窓から外を確認しようにも広がるのは草原と遠くに見える山と川。
夕焼けが広がる空に雲だけで、他には何も映さない。その視界もミリアちゃんが黒一色に変わって塞がれ、外から中を見られないように隠すのは事前の指示(ノアさん案)通りに。

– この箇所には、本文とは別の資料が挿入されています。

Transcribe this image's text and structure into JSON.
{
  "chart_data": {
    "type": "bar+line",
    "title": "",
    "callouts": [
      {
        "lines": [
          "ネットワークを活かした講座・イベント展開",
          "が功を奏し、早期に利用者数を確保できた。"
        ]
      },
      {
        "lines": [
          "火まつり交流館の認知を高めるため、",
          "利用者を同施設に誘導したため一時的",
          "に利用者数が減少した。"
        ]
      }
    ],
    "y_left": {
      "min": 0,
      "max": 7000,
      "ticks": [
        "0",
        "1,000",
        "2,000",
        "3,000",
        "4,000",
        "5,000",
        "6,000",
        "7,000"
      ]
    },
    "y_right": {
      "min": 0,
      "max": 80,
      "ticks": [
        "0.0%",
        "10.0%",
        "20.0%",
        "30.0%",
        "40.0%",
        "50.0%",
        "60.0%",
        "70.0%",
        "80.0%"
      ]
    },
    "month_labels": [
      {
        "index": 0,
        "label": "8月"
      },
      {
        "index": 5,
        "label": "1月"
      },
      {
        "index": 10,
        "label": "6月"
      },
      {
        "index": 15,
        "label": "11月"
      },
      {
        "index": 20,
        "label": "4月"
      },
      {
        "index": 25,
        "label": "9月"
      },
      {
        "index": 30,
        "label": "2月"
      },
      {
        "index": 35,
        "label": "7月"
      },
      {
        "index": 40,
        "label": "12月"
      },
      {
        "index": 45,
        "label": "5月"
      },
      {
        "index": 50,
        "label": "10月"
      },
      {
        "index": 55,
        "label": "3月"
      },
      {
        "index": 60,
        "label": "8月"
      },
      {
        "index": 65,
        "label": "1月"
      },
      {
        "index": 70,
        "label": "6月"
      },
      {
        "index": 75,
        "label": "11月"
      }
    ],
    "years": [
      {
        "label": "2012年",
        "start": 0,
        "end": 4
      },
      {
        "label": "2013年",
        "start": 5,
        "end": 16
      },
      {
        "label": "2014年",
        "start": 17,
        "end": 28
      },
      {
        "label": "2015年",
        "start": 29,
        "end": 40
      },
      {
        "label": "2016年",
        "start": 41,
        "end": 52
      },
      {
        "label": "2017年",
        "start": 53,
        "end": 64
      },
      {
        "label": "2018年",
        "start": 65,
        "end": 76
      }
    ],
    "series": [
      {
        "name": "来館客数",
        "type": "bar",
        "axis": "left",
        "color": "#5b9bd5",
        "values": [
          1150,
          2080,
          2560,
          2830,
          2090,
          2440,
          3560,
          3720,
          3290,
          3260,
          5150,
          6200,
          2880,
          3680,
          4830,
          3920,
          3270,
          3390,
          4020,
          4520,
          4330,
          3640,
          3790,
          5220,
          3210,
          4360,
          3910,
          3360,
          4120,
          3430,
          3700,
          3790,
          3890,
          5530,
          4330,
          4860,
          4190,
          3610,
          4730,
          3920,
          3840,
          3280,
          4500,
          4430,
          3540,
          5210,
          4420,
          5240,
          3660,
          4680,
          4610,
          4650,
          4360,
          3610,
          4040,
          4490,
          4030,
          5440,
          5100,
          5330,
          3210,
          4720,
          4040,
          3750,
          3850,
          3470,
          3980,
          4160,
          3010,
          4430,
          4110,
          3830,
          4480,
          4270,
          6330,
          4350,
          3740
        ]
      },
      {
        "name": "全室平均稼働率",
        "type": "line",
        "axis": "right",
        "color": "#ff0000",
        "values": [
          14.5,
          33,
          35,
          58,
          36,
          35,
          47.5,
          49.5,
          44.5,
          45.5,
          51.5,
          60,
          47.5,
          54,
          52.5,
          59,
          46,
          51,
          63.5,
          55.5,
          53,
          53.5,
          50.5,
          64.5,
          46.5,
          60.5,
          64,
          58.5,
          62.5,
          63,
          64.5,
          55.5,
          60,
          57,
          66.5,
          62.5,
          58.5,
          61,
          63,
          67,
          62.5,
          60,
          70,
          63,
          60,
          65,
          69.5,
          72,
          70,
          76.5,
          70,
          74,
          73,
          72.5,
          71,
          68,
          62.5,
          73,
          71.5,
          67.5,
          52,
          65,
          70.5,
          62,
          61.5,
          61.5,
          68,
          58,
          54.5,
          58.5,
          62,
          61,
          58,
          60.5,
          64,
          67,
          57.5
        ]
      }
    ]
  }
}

外の音を頼りにしようにも何も聞こえて来ることはなく、かえって不気味に感じてしまう。
「ふむ」
『ミラ様、ここでお待ち下さいね?』
「流石に、飛び出したりはしないよ。敵襲だとしても、アリシエルやとーまくん、スヴィータもいるんだ、私が出るまでもない」
『一応、準備しておくからね!』
『きゅきゅ!』
ティムがダイアリーに飛び込んで、フィアールカが雷光九尾へ戻って行く。
同じくメサルもダイアリーに入り込み、サビクが首から右の二の腕へ移動する。
緊張が馬車の中を包む中、刻一刻と時間は過ぎて、何十分と経ったかに思われた頃。
馬車の扉をコンコンと叩くノックの音と、呼び掛けるとーまくんの声。
「ミラさん、無事ですか?」
「ミリアちゃん、もう戻っていいよ。とーまくん、何があったんだい?」
「あー、フィールドボスってやつです。でっかいモグラで、頭を出したのがちょうど目の前で驚きました」
ぽよんとくず餅に戻ったミリアちゃんを受け止めて膝に下ろし、窓を開ける。
とーま君と、キサラちゃんの姿を確認して一安心した後に馬車を降りると、とーまくんの言ったとおりにでっかいもぐらが仰向けに倒れていて、そのもぐらにアリシエルが何やら魔法をかけている光景が視界に映る。
ぐるりと見回せば、周囲を警戒しているスヴィータやレクスの姿があって、馬車をひいていてくれていたわんこも無事のようで。
「アレが出てくるってことは、もう港町はすぐそこですよ、ミラさん」
「それは楽しみだね。で、アリシエルはあれ、何してるの?」
「なんか、配下に加えられないか試すとか言ってましたね」
「……ボスって配下に出来るの?」
「さあ?」
ついでにこのまま小休憩を取ることにして、数分ほど。
アリシエルの頑張りも虚しくもぐらがキラキラ輝く粒子になって消えた頃、再び馬車へと乗り込み旅路を再開して。
一時間ほど経ったころ、私たちは目的地の町へと到着したのだった。